- Location: Zakynthos, Greece
- Date: September 4, 2004
- Attack type: Murder
- Weapons: Knife
- Deaths: Gramoz Palushi
- Perpetrator: Panagiotis Kladis

= Murder of Gramoz Palushi =

2004 murder in Zakynthos, Greece

The murder of Gramoz Palushi took place on September 4, 2004, at Tsilivi village in Zakynthos, Greece, when the 20-year-old Albanian Gramoz Palushi, who was celebrating the victory of the Albania national football team against the Greece national football team, was killed by a drunk Greek during a fight that broke out after the match.

The event was followed by widespread protests in various areas of Albania and Greece. The perpetrator of the murder, Panagiotis Kladis, initially sentenced to life imprisonment, had his sentence reduced to 22 years by the Greek courts in early 2010.

==Incident==
On September 4, 2004, after the victory of the Albania national football team against Greece, Gramoz Palushi, his brother, and another Albanian were attacked on the island of Zakynthos by Greek-American Panagiotis Kladis and another Greek fan. Gramoz Palushi was stabbed to death by Kladis, while the other two Albanians were injured. The Greek police arrested both individuals for the attack. In 2006, Panagiotis Kladis was initially sentenced to life imprisonment and in 2010 reduced to 22 years for committing murder, while his accomplice was sentenced to ten months in prison and three years of probation.

==Reactions==
The first autumn session of the Albanian parliament began with the publication of a declaration of the deputies condemning Palushi's death. In Thessaloniki hundreds of demonstrators took part in protests held by the Albanian Immigrant Forum and Greek anti-racist groups while two days later anti-racist groups occupied the office of Panagiotis Psomiadis, who was then prefect of Thessaloniki. In Athens more than 2000 immigrants and members of Greek anti-racist groups marched on the Greek parliament to protest against racism. During the protest some anarchist groups hurled Molotov bombs at riot police that was following the protesters, while no arrest and injuries were reported. Similar protests were held in Chania and Ioannina.

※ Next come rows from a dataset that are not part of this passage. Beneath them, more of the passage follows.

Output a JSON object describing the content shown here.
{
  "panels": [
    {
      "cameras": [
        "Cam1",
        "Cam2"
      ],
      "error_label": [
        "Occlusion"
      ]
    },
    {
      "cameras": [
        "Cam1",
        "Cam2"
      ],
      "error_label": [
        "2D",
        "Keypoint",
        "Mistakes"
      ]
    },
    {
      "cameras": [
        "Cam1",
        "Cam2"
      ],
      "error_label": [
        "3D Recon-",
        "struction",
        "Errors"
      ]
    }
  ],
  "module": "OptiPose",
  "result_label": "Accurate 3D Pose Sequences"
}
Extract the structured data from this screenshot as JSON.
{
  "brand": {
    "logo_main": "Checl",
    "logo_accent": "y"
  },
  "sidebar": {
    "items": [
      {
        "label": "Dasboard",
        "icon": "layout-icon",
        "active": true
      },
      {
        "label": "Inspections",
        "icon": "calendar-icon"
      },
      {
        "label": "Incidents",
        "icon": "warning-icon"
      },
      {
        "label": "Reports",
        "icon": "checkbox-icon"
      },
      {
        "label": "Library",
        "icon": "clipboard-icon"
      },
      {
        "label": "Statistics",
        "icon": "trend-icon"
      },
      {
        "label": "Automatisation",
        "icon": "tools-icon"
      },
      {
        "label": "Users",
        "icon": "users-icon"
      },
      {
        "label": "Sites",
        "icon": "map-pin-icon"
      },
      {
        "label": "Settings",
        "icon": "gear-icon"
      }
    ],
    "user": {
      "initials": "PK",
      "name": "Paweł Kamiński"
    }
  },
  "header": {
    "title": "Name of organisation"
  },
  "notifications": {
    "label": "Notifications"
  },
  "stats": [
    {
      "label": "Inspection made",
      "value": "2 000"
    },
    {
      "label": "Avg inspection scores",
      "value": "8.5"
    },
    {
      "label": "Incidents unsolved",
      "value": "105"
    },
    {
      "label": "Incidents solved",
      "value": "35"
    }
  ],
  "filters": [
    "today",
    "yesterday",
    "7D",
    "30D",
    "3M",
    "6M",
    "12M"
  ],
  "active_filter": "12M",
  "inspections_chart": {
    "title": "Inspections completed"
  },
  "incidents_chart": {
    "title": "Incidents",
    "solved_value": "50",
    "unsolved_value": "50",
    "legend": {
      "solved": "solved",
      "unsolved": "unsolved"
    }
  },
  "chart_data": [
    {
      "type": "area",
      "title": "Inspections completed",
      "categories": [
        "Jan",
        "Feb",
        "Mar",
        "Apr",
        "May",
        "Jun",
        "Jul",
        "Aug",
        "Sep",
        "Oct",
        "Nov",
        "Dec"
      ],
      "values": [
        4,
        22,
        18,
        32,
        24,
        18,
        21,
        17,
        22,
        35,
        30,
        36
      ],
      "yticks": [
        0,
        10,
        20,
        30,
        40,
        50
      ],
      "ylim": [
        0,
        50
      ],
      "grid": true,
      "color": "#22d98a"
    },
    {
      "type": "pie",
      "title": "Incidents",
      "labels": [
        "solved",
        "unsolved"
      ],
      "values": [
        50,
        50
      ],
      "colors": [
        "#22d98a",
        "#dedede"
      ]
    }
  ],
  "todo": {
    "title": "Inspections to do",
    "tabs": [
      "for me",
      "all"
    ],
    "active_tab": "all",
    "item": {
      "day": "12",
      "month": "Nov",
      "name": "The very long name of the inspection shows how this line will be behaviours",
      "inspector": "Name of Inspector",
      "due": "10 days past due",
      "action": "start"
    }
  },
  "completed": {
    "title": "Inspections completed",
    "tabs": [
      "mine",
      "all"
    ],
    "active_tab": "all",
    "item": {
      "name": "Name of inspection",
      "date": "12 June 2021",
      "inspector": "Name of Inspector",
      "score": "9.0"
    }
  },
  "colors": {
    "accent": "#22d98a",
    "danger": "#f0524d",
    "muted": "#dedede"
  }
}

In Albania youth organization held rallies in Tirana marching to the Mother Teresa Square to condemn Palushi's murder, while hundreds of people attended his funeral. The Albanian Youth Council asked Edi Rama, the mayor of the city to rename a street near the Qemal Stafa Stadium, where the match took place, after Gramoz Palushi. Additionally the Albania national football team donated 10,000 US$ to Palushi's family and the Albanian Football Association requested from FIFA to give permission to Albania to wear black mourning ribbons during its next match with Georgia.